The New Normal Is Anything But
The people have voted – remote work is here to stay.
Once relegated to a commute and cubicle, many employees are opting for the comfort of their home office – saving time, mileage, and even money previously spent on business casual clothes. A more flexible workstyle for the future.
For many employees, this is the new normal, but for IT professionals, it is anything but.
While people previously worked remotely, this is a new persona and experience IT must accommodate – from offering a self-service approach to onboarding and providing help desk support.
But it is so much more than that. We recently caught up with some of our customers to discuss this during one of our Coffee Talk sessions. Here are just a few of the highlights they shared with us:
First, IT leaders are reprioritizing investments to support this new normal and introducing more collaboration applications and security tools to enable employees to be productive while still maintaining the organization’s security posture and network reliability. This includes focusing on home network coverage, VPN upgrades, and other endpoint solutions to prevent the new wave attacks from hackers and bad actors.
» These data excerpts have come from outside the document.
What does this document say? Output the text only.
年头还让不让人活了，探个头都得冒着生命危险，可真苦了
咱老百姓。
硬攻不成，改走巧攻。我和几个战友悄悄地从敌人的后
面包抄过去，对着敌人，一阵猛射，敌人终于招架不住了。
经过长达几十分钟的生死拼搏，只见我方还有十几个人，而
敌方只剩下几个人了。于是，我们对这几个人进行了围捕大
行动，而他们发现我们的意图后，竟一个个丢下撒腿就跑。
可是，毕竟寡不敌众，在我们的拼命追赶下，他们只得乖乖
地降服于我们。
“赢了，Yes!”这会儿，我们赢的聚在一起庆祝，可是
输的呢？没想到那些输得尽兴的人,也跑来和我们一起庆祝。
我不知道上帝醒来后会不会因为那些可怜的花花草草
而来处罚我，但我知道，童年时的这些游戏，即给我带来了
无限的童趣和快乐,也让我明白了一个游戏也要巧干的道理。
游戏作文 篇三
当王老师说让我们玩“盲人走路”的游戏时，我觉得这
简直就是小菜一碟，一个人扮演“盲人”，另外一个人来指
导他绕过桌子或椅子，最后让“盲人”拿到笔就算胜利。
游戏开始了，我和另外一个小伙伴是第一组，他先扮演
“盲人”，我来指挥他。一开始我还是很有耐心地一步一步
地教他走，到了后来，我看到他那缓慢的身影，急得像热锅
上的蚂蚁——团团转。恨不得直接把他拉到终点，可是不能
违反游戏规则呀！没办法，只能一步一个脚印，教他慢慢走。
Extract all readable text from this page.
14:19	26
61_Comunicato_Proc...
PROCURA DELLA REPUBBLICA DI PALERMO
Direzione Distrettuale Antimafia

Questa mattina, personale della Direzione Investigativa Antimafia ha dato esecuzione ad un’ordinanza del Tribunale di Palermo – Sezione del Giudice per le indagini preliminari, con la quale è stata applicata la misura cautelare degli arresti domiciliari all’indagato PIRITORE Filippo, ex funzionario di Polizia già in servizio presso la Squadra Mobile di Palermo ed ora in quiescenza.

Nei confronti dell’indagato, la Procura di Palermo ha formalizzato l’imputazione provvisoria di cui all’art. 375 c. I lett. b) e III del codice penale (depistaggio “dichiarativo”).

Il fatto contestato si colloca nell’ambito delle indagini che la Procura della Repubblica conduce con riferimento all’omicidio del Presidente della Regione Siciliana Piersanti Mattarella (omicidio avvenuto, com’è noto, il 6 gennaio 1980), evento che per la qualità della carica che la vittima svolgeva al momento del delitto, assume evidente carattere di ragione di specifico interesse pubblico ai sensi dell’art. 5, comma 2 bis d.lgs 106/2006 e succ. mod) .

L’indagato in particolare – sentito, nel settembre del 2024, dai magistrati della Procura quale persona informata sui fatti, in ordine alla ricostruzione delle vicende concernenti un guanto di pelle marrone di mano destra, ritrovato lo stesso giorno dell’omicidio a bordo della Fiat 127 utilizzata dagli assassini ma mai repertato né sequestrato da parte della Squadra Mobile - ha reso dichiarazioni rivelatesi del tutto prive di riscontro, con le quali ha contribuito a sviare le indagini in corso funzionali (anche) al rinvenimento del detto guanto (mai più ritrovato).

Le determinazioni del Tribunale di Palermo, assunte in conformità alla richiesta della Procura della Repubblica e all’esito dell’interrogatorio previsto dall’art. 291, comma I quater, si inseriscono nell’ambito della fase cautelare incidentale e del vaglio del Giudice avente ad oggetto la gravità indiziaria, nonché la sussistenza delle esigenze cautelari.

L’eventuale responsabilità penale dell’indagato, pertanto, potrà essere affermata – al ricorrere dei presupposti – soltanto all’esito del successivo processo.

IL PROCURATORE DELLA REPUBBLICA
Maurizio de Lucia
Additionally, in the rush to support these new needs at the start of the pandemic, many companies may have cut some corners in rolling out new applications without the previously used end-to-end security checks. As a result, IT and security professionals are now taxed with resecuring apps and updating usage policies. On the plus side, this effort proved that it is possible to launch critical applications that can be quickly and widely adopted, if necessary.
Last, but not least, many IT departments have increased their focus on their teams. Not just due to the intensity of the last few years or the Great Resignation, but to be even better prepared for anything that may arise in the future. By digitizing their IT workflows, companies can forgo the in-person war rooms because the root cause analysis, handoffs, and response is now determined in advance. This will enable IT teams to build on this foundation in the future. In addition to looking for ways to maintain its culture in the absence of in-person interaction, CIOs and IT professionals have also increased their contingency planning to reduce in-person dependencies and revisit single-thread skillsets.
As our Coffee Talk conversation came to a close, I couldn’t help but have a newfound appreciation for our colleagues in IT. Two years ago, we were thrust into something unexpected. And while we may have had to quickly adjust the functional tasks and processes we did in-person, our IT teammates had to support us all. They were and remain our selfless unsung heroes.
Thank you for doing what you do every day to make us all successful.